[PATCH] 8xx_io/uart.c

Joakim Tjernlund joakim.tjernlund at lumentis.se
Wed Feb 12 05:07:54 EST 2003


> Joakim Tjernlund wrote:
>
> > ..... Will KGDB/XMON write this early and/or
> > is KGDB/XMON guaranteed not to write a LF?
>
> Yes, yes.  Making these work, especially kgdb, was a real PITA.
> Both format their own packets/strings and expect behavior of
> reading/writing directly to a uart FIFO.  Like I said, if you really
> understand how xmon/kgdb work, you would understand why these functions
> are written exactly as they are.

I think I know why the are as they are now. KGDB/XMON stuff is messy and if you
are sure that XMON/KGDB never outputs a LF all is fine.

>
> The printk never calls a serial driver before it is fully initialized.
> Debugger serial interfaces, especially kgdb, expect a simple uart fifo
> immediately available within a few hundred lines of kernel code execution.

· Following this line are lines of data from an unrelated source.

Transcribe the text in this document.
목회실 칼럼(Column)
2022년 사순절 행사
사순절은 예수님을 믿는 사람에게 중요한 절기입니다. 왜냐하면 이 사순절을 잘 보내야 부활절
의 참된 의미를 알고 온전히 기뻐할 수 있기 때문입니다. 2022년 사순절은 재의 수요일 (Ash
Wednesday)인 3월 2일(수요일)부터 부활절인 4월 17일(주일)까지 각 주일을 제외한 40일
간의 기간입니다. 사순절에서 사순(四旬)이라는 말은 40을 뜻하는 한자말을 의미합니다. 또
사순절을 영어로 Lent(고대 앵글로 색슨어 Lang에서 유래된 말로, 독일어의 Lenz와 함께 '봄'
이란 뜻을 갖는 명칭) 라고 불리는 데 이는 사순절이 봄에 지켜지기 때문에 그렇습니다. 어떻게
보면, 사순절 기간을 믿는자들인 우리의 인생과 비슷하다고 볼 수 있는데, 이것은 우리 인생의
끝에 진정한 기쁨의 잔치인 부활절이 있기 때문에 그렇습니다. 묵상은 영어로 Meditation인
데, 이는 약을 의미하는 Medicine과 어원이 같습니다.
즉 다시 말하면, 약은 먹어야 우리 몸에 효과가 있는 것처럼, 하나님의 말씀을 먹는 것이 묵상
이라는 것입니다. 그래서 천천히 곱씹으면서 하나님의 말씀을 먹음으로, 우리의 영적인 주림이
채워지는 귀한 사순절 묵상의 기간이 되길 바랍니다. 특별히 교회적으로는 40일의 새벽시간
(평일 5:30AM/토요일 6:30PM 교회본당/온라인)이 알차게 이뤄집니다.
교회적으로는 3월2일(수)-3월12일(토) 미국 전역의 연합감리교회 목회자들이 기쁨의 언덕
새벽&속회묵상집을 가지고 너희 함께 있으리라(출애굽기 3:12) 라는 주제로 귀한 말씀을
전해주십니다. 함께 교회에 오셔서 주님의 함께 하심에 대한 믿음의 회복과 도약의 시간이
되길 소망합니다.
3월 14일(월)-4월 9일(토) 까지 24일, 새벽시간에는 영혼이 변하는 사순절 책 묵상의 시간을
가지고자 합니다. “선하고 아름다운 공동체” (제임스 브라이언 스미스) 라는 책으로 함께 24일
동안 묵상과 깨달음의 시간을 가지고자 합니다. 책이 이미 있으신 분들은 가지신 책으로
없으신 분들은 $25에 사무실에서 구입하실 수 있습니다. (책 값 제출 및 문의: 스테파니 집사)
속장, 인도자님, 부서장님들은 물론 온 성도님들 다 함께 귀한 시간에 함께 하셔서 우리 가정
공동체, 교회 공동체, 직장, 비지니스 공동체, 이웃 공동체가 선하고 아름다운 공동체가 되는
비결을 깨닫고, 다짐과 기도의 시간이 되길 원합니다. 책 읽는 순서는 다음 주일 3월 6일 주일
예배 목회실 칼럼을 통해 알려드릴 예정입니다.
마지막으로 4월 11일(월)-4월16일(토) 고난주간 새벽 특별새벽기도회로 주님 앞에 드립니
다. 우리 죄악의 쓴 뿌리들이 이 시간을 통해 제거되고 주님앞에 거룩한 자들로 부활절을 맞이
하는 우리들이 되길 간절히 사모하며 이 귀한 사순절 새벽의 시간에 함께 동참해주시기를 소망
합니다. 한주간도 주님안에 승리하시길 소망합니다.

printk's will go out after serial_console_setup() has executed which I don't
consider "fully initialized" but it's initialized enough for printk's to get
out safely.

>
>
> > The buffer is kmalloc'ed and kmalloc always returns L1 cache aligned buffers.
> > Then  __dev_alloc_skb()/dev_alloc_skb() reserves 16 bytes in the beginning of the
> > buffer and since the L1 cache line is 16 bytes it is still L1 cache aligned.
>
> It's the data at the end of the buffer that's the problem.  The IP stack (used
> to) stores information in dynamically allocated memory that would get corrupted
> when buffers were invalidated.  There was lots of discussion about this on kernel
> and other mailing lists (like mips and arm).  After we found it, there was some
> discussion about how to fix it, but I didn't follow up on all of the details.
> To ensure this works, you have to configure a forwarding/routing multiple
> ethernet environment and get the 8xx to forward packets across the links.
> That was the failure condition, there are people using 8xx in these configurations,
> and we can't introduce a "solution" that has been known to be a problem in
> the past.
>
> > You think I just hacked this up and throwed it over the fence?
>
> No, but you could have saved yourself some time by reading the archives.
> You could have started with:
> 	http://lists.linuxppc.org/linuxppc-embedded/200008/msg00105.html
> and then:
> 	http://lists.linuxppc.org/linuxppc-embedded/200106/msg00078.html
>

Like I said, if you had given me a better hint then "the archives" we
could had resolved this long ago.

I have checked the links above it looks like it's solved. As far as I can
tell alternative:
  0. change alloc_skb()/skb_add_mtu() to force the allocated size to be a
     cache line multiple.
has been impl. in the kernel:
 - skb_add_mtu() does not exist anymore.
 - alloc_skb() does L1 cache align the size:
       size = requested_size + 16;
       size = SKB_DATA_ALIGN(size); /* this does L1 cache alignment */
       data = kmalloc(size + sizeof(struct skb_shared_info), gfp_mask);
   This makes the skb_shared_info to always start on a new cache line.
   There is no risk that it is invalidated by dma_cache_inv() call.